The impact of the Swiss National Bank's sudden decision to stop defending the floor on EUR/CHF has sunk a major UK forex company.
Forex broker Alpari UK has announced that it has gone bust:
"The recent move on the Swiss franc caused by the Swiss National Bank’s unexpected policy reversal of capping the Swiss franc against the euro has resulted in exceptional volatility and extreme lack of liquidity. This has resulted in the majority of clients sustaining losses which has exceeded their account equity.
"Where a client cannot cover this loss, it is passed on to us. This has forced Alpari (UK) Limited to confirm today, 16/01/15, that it has entered into insolvency. Retail client funds continue to be segregated in accordance with FCA rules."
It must be stressed that Alpari UK is a seperate legal entity to the global operations of a global firm. All other units continue to trade as usual.
Ahead of the official announcement it was clear trouble was brewing at Alpari when chief market analyst James Hughes said:
"I'm sure this isn't the last we'll hear on the subject and the SNB are going to be heavily scrutinised in the coming weeks for what appears to be a horribly irresponsible move on their part.
"For years central banks have tried to avoid days like today by being transparent and making moves like this over time while drip feeding their intentions to the markets.
"The SNB have shown themselves to be amateurs today and there is many people that will suffer considerably as a result."
FXCM Bailed Out by Jefferies
The largets forex broker in the US, FXCM, almost become the largest victim of the SNB shenanigans.
Shares of New York-based FXCM had tumbled as much as 92 percent to 98 cents Friday morning before they were halted.
Leucadia National Corp, owner of investment bank Jefferies gave FXCM a $300 million cash infusion after the firm warned on Thursday that client losses due to the Swiss National Bank’s action threatened the broker’s compliance with capital rules.

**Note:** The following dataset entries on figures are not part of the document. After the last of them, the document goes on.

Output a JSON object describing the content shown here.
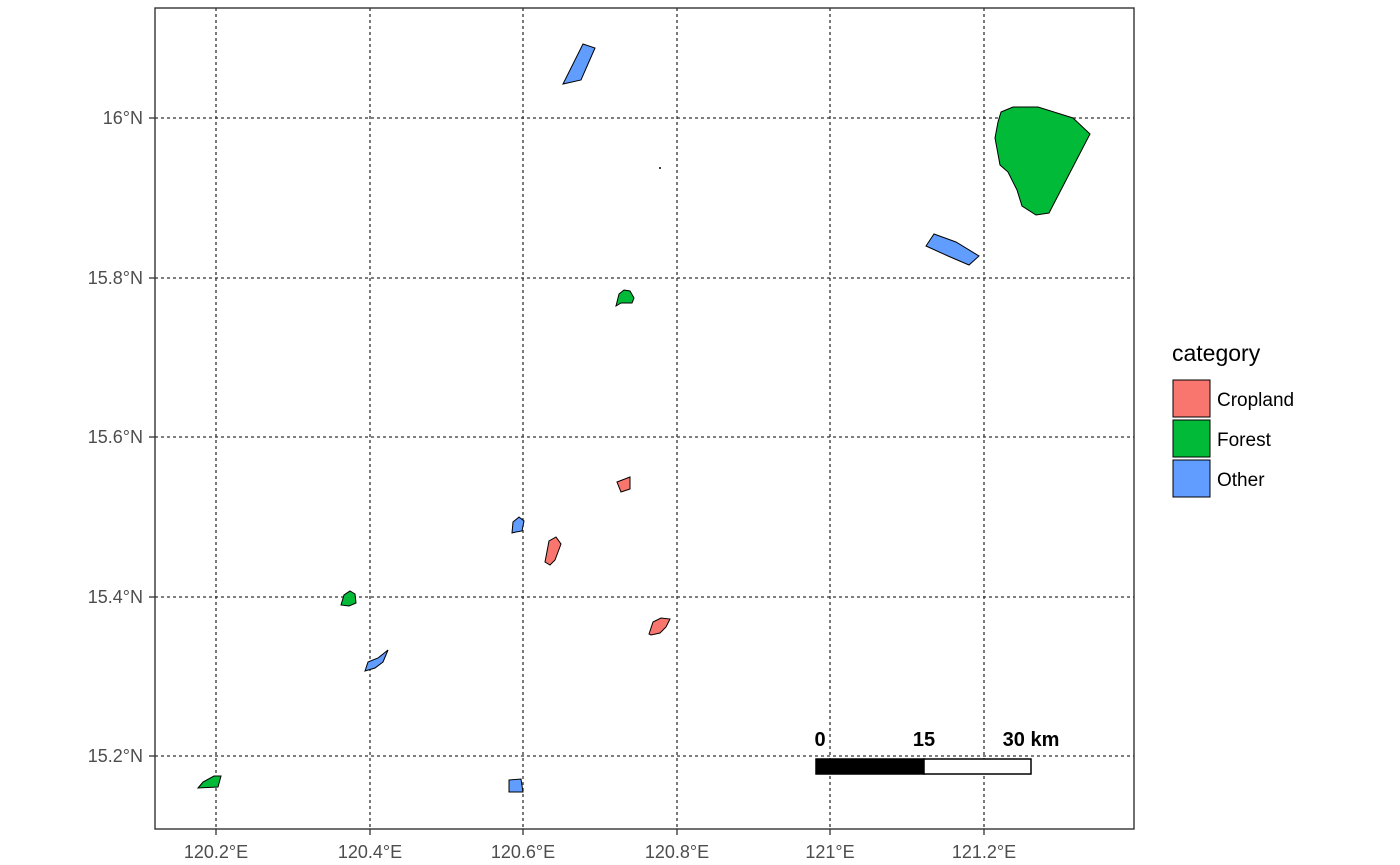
{
  "map": {
    "x_ticks": [
      "120.2°E",
      "120.4°E",
      "120.6°E",
      "120.8°E",
      "121°E",
      "121.2°E"
    ],
    "y_ticks": [
      "16°N",
      "15.8°N",
      "15.6°N",
      "15.4°N",
      "15.2°N"
    ],
    "legend": {
      "title": "category",
      "items": [
        {
          "label": "Cropland",
          "color": "#F8766D"
        },
        {
          "label": "Forest",
          "color": "#00BA38"
        },
        {
          "label": "Other",
          "color": "#619CFF"
        }
      ]
    },
    "scale_bar": {
      "labels": [
        "0",
        "15",
        "30 km"
      ]
    },
    "grid": true,
    "features": [
      {
        "category": "Other",
        "name": "polygon-other-north"
      },
      {
        "category": "Forest",
        "name": "polygon-forest-large-ne"
      },
      {
        "category": "Other",
        "name": "polygon-other-east"
      },
      {
        "category": "Forest",
        "name": "polygon-forest-central"
      },
      {
        "category": "Cropland",
        "name": "polygon-cropland-1"
      },
      {
        "category": "Other",
        "name": "polygon-other-mid"
      },
      {
        "category": "Cropland",
        "name": "polygon-cropland-2"
      },
      {
        "category": "Forest",
        "name": "polygon-forest-west"
      },
      {
        "category": "Cropland",
        "name": "polygon-cropland-3"
      },
      {
        "category": "Other",
        "name": "polygon-other-sw"
      },
      {
        "category": "Forest",
        "name": "polygon-forest-sw"
      },
      {
        "category": "Other",
        "name": "polygon-other-south"
      }
    ]
  }
}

The company, which handled $1.4 trillion of trades for individuals last quarter, said it was owed $225 million by clients.
NZ Broker Goes Bust
New Zealand brokerage Excel Markets also said earlier that it would not be able to resume business.
The group warned:
The majority of clients in a franc position were on the losing side and sustained losses amounting to far greater than their account equity. When a client cannot cover their losses it is passed on to us.
This morning we are seeing a number of press releases coming through to our desk from other foreign exchange delivery firms and forex brokerages.
CMC Markets, LMAX, IG: We Are Strong
Peter Cruddas, Chief Executive, CMC Markets said:
“Yesterday's unprecedented move by the Swiss National Bank created a large amount of volatility in the Swiss Franc and Foreign Exchange markets.
"Like many of our competitors, CMC Markets sustained some losses, however, the overall impact including possible bad debts has not materially impacted the Group.
"The Group’s balance sheet post these events remains strong, with a regulatory capital ratio of 24% (300% pre CRD IV) and own funds in excess of £130m. All retail client funds are fully segregated and protected.
"CMC Markets continues to have a strong balance sheet and business model; the Group remains on course to exceed last year’s financial performance.
"It’s business as usual.”
LMAX Exchange, the world's only regulated MTF for FX, today reported business as usual following the extreme market volatility caused by the discontinuation of the CHF peg by the SNB with the only changes being temporary increased margins of 10% on EURCHF and USDCHF and 5% on other CHF crosses.
CEO David Mercer commented that:
"Thursday was a difficult day for the FX marketplace and our clients following the unprecedented volatility in the Swiss Franc. Our strict risk controls and robust technology ensured that LMAX Exchange suffered no significant financial repercussions.
"We expect business as usual for our clients on Friday with no change to our international operation in London, Hong Kong and Tokyo. The benefits of exchange style execution and limit order book transparency were clear to see after the general market dislocation created by the SNB announcement."
IG Group, owner of the world's largest spread bet provider, IG, took a £30M hit:
"The precise level of the impact will be partially dependent on the Company’s ability to recover client debts, but in total it will not exceed £30 million, from market and credit exposure.
"The market exposure occurred where client positions were closed at a more beneficial level than the Company was able to close its entire corresponding hedge due to the market dislocation.
"This occurs against the backdrop of very strong recent and current performance and IG’s extremely robust financial position."